Интересно вспомнить о метеорите ALH 84001, найденном в горах Алан Хиллс в Антарктиде. Сначала он откололся от Марса и лишь много позже оказался на Земле. В 1990-е годы развернулись нешуточные споры о крошечных шарообразных и продолговатых структурах в этом метеорите: не являются ли они окаменелостями марсианских организмов? Вопрос до сих пор остаётся открытым. Однако если на Марсе и была жизнь, сейчас она почти наверняка замёрзла, поскольку на этой планете слишком холодно для существования жидкой воды.

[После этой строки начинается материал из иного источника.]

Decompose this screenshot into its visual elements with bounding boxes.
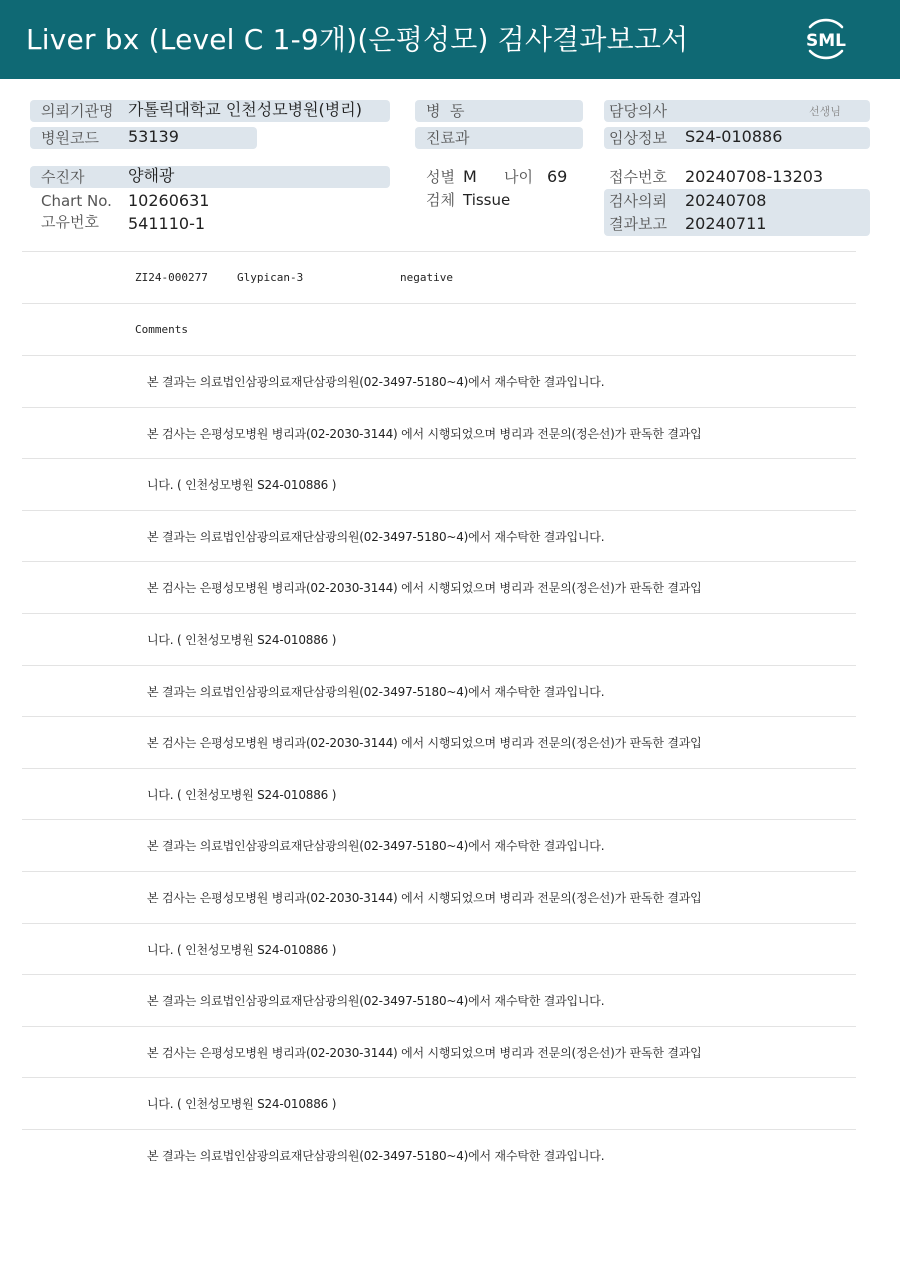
note-row	[22, 613, 856, 665]
doctor-suffix: 선생님	[809, 105, 841, 118]
comments-label: Comments	[135, 323, 188, 336]
request-date-value: 20240708	[685, 191, 767, 210]
report-date-label: 결과보고	[609, 215, 667, 233]
specimen-label: 검체	[426, 191, 455, 209]
patient-label: 수진자	[41, 168, 85, 186]
note-row	[22, 1129, 856, 1181]
request-date-label: 검사의뢰	[609, 192, 667, 210]
note-text: 니다. ( 인천성모병원 S24-010886 )	[147, 787, 337, 802]
patient-value: 양해광	[128, 166, 175, 185]
note-row	[22, 871, 856, 923]
institution-value: 가톨릭대학교 인천성모병원(병리)	[128, 100, 362, 119]
specimen-value: Tissue	[463, 191, 511, 209]
report-date-value: 20240711	[685, 214, 767, 233]
age-value: 69	[547, 167, 568, 186]
note-row	[22, 355, 856, 407]
note-text: 니다. ( 인천성모병원 S24-010886 )	[147, 633, 337, 647]
note-text: 니다. ( 인천성모병원 S24-010886 )	[147, 942, 337, 957]
receipt-no-value: 20240708-13203	[685, 167, 824, 186]
note-row	[22, 1026, 856, 1078]
note-row	[22, 716, 856, 768]
result-test-name: Glypican-3	[237, 271, 304, 284]
note-row	[22, 974, 856, 1026]
note-text: 본 검사는 은평성모병원 병리과(02-2030-3144) 에서 시행되었으며 병리과 전문의(정은선)가 판독한 결과입	[147, 1045, 702, 1060]
unique-no-label: 고유번호	[41, 213, 99, 231]
report-header	[0, 0, 900, 79]
chart-no-value: 10260631	[128, 191, 210, 210]
note-row	[22, 665, 856, 717]
comments-row	[22, 303, 856, 355]
report-title: Liver bx (Level C 1-9개)(은평성모) 검사결과보고서	[26, 23, 689, 56]
note-text: 니다. ( 인천성모병원 S24-010886 )	[147, 478, 337, 493]
note-text: 니다. ( 인천성모병원 S24-010886 )	[147, 1097, 337, 1112]
hospital-code-label: 병원코드	[41, 129, 99, 147]
result-row	[22, 251, 856, 303]
result-code: ZI24-000277	[135, 271, 208, 284]
receipt-no-label: 접수번호	[609, 168, 667, 186]
note-row	[22, 561, 856, 613]
age-label: 나이	[504, 168, 533, 186]
result-value: negative	[400, 271, 453, 284]
end-rule	[22, 1181, 856, 1182]
note-text: 본 결과는 의료법인삼광의료재단삼광의원(02-3497-5180~4)에서 재수탁한 결과입니다.	[147, 1149, 605, 1163]
department-label: 진료과	[426, 129, 470, 147]
note-row	[22, 458, 856, 510]
note-text: 본 검사는 은평성모병원 병리과(02-2030-3144) 에서 시행되었으며 병리과 전문의(정은선)가 판독한 결과입	[147, 581, 702, 596]
note-row	[22, 510, 856, 562]
note-text: 본 검사는 은평성모병원 병리과(02-2030-3144) 에서 시행되었으며 병리과 전문의(정은선)가 판독한 결과입	[147, 891, 702, 905]
note-row	[22, 407, 856, 459]
unique-no-value: 541110-1	[128, 214, 206, 233]
sex-label: 성별	[426, 168, 455, 186]
clinical-info-value: S24-010886	[685, 127, 783, 146]
note-text: 본 결과는 의료법인삼광의료재단삼광의원(02-3497-5180~4)에서 재수탁한 결과입니다.	[147, 994, 605, 1009]
note-row	[22, 768, 856, 820]
clinical-info-label: 임상정보	[609, 129, 667, 147]
hospital-code-value: 53139	[128, 127, 179, 146]
note-text: 본 결과는 의료법인삼광의료재단삼광의원(02-3497-5180~4)에서 재수탁한 결과입니다.	[147, 529, 605, 544]
note-text: 본 결과는 의료법인삼광의료재단삼광의원(02-3497-5180~4)에서 재수탁한 결과입니다.	[147, 684, 605, 699]
chart-no-label: Chart No.	[41, 192, 112, 210]
note-text: 본 결과는 의료법인삼광의료재단삼광의원(02-3497-5180~4)에서 재수탁한 결과입니다.	[147, 839, 605, 854]
sml-logo-icon	[800, 13, 852, 65]
note-row	[22, 923, 856, 975]
note-row	[22, 1077, 856, 1129]
institution-label: 의뢰기관명	[41, 102, 114, 120]
note-text: 본 결과는 의료법인삼광의료재단삼광의원(02-3497-5180~4)에서 재수탁한 결과입니다.	[147, 375, 605, 389]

Земля должна была выглядеть почти так же: вплоть до 600 млн лет назад на ней существовали только одноклеточные организмы. Поэтому любой кусок земных пород и образец с земной поверхности выглядели бы в точности как марсианские породы до замерзания.

 

Лучше один раз увидеть!

Первые строматолиты, послужившие основой для криптозоона Джеймса Холла и Чарльза Дулиттла Уолкотта, можно увидеть в Лестер-Парке восточнее Саратога-Спрингс, в штате Нью-Йорк. Выезжаете из центра Саратога-Спрингс и отправляетесь на запад по шоссе 9N штата Нью-Йорк. Поверните налево на Миддл-Гроув Роуд, потом снова налево на Лестер-Парк Роуд (также известную под названием «Дорога окаменевших садов»). Проедьте по ней ещё около 150 м. Оказавшись в парке, следуйте по указателям, пока не прибудете в Окаменевшие Сады.

В некоторых музеях строматолиты экспонируются, в других можно встретить диорамы с их докембрийским изображением. Среди последних: Денверский музей природы и науки, Музей естественной истории под открытым небом (Чикаго), Геологический музей висконсинского университета в Мэдисоне, Смитсоновский институт (Вашингтон, округ Колумбия), Музей естественной истории штата Юта, город Солт-Лейк-Сити, Палеонтологический музей Реймонда Альфа в Уэбб-Скулз (Клермонт, Калифорния), Музей естественной истории штата Виргиния, Мартинсвилл и Музей Западной Австралии (Перт).

 

Дополнительная литература

Grotzinger, John P., and Andrew Н. Knoll. Stromatolites in Precambrian Carbonates: Evolutionary Mileposts or Environmental Dipsticks? // Annual Review of Earth and Planetary Sciences. — 1999. — Vol. 27. — 313–358.

Knoll, Andrew H. Life on a Young Planet: The First Three Billion Years of Evolution on Earth. — Princeton, N.J.: Princeton University Press, 2003.

Schopf, J. William. Cradle of Life: The Discovery of Earth’s Earliest Fossils. — Princeton, N. J.: Princeton University Press, 1999.